By KAYLA NAZAIRE
The University of Maryland is the biggest looming threat to what is left of the Lakeland community, a renowned social psychiatrist said on April 17.
“They obviously need to grow,” Dr. Mindy Fullilove told community members at a town hall at Washington Brazilian Seventh-day Adventist Church, located where the old Lakeland School once sat. “Where are they going? They’re coming this way. They’re coming every way. They’re coming for the whole city.”
The city’s Restorative Justice Commission invited Fullilove, professor of urban policy and health at New York City’s The New School, to discuss her book, Root Shock: How Tearing Up City Neighborhoods Hurts America and What We Can Do About It, as a part of the commission’s series of events exploring restorative justice.
Fullilove said she began her research in 1986 in the San Francisco Bay Area, studying the AIDS epidemic.
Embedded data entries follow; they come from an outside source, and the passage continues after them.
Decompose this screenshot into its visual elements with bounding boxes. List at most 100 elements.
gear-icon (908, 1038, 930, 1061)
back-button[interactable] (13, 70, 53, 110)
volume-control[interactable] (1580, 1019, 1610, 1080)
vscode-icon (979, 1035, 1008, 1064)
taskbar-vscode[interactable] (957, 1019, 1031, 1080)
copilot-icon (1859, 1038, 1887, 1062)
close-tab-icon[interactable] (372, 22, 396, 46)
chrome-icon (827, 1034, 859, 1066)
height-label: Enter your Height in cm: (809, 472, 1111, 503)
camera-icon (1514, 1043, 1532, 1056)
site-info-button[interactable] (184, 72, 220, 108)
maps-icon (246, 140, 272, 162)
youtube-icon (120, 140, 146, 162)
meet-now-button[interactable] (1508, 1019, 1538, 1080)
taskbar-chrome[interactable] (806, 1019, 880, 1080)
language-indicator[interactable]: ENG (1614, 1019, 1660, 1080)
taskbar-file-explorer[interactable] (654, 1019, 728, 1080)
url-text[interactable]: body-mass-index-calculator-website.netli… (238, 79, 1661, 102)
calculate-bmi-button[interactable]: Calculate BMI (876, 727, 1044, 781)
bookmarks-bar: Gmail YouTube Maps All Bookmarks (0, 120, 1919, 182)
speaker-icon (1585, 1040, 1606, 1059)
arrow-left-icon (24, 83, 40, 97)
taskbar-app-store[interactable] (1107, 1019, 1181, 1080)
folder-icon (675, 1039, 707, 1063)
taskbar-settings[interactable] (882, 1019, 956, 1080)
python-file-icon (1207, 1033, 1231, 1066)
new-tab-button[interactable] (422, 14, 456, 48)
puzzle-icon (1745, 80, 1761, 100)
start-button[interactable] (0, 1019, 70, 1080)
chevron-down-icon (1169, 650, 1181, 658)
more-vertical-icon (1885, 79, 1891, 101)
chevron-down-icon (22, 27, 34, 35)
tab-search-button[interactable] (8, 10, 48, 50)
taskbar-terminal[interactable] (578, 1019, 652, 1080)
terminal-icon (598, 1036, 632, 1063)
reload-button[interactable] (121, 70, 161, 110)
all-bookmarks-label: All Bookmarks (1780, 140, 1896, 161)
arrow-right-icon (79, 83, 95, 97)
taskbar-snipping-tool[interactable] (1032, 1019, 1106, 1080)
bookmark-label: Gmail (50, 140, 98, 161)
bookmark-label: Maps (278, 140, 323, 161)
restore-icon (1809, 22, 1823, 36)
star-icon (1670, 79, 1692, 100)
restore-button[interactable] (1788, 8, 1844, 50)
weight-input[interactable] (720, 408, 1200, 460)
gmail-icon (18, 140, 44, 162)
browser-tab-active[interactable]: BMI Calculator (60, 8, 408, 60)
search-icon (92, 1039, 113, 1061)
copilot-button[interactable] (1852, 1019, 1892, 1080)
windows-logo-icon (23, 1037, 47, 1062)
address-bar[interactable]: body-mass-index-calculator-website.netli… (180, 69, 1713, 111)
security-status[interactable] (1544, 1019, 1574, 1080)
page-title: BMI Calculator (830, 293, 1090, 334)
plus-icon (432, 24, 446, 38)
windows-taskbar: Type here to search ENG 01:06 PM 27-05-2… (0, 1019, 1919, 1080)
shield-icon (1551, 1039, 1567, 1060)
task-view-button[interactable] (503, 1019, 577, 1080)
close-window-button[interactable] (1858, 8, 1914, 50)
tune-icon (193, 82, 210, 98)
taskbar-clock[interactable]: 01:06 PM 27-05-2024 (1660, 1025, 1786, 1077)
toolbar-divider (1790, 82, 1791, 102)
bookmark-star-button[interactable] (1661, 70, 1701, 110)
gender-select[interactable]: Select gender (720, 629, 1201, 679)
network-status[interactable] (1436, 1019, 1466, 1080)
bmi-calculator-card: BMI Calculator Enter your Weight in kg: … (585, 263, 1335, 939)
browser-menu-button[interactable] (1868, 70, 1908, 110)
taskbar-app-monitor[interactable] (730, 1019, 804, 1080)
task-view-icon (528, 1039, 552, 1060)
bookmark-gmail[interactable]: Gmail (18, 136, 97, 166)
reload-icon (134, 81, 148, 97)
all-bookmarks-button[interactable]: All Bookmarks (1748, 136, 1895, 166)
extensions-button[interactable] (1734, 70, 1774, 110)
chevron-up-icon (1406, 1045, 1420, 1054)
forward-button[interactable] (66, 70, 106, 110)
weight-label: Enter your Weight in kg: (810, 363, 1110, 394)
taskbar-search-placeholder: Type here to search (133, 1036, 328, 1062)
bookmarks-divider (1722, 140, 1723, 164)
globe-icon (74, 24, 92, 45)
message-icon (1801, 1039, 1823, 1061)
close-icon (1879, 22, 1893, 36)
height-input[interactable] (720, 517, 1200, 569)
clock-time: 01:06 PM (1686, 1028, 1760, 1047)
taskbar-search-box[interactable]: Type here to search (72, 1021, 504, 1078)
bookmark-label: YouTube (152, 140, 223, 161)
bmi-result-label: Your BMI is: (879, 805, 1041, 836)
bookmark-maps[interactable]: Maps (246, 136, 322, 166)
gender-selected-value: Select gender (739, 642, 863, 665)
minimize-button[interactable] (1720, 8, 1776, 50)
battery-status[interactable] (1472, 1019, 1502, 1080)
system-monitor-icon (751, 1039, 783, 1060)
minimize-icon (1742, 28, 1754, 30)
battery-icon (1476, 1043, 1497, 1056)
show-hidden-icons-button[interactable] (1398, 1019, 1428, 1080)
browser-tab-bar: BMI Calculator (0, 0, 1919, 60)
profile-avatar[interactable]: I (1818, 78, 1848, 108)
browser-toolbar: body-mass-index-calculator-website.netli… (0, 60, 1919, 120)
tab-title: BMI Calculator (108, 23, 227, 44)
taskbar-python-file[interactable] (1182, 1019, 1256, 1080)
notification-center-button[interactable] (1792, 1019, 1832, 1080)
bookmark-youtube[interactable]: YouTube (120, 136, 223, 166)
However, the community was also overrun by a crack epidemic, violence and post-traumatic stress as a result of that violence.
“And so we said to ourselves, why are so many epidemics happening?” Fullilove told the audience of more than 50. “And we knew that where they were happening were [in the] disinvested cities of the United States.”
Answering the question of how these once-thriving neighborhoods disintegrated over time became the focus of Fullilove’s work.
She showed old photos of Pittsburgh — images by photographer Charles “Teenie” Harris of community-organized parades and men playing checkers on the street — before urban renewal. She said they reminded her of old photos of Lakeland.
“This is a healthy community,” Fullilove said of historic Lakeland. “This is the true foundation of all health, all mental health, all physical health. … People are living together and helping each other.”
However, much like in Pittsburgh and Lakeland, urban renewal was carried out in 993 cities across America — all told, some 2,532 projects. Two-thirds of residents displaced by those projects were Black, and three-fourths were people of color, according to Fullilove. The result, she said, was “crippling.”
Urban renewal occurred largely between 1949 and 1974 as part of the federal government’s effort to modernize cities and update aging infrastructure.
From the 1960s through the 1980s, the city’s urban renewal efforts in Lakeland demolished 104 of the community’s 150 homes, displacing two-thirds of the families that lived there.
“We don’t take blows easily as human beings; we’re hurt by them, and the hurt doesn’t go away. It goes into our bodies,” Fullilove said.
Today, Lakeland deals with the lingering effects of urban renewal, Fullilove said, and is now grappling with an abundance of high-priced student housing and few single-family homes. Fullilove called student housing “a form of gentrification.”
Fullilove said Lakeland is unique because it was incorporated into a college town. Yet while the university can seem like a “rapacious growth machine,” as she noted, it also can be a resource for the community.
Fullilove, who once taught at Columbia University, shared how that university swallowed up neighboring family-owned businesses and replaced them with high-end facilities in the name of progress.
Fullilove cited four pillars of a healthy society that were evident in Lakeland before the city’s urban renewal initiative: connection to nature, care for the children, social spaces and lots of small, affordable houses.
College Park City Councilmember John Rigg (District 3) asked Fullilove how to restore Lakeland, which has no land available to rebuild the 104 displaced homes. Lake Artemesia now covers two-thirds of historic Lakeland, Rigg said. The city does not own the lake, which is part of the Prince George’s County parks system.
“What if we understand Lakeland in another way?” Fullilove responded. “What if we understand Lakeland as the four pillars of a healthy urban habitat? And what if we said restoring Lakeland is lifting up what it taught us?”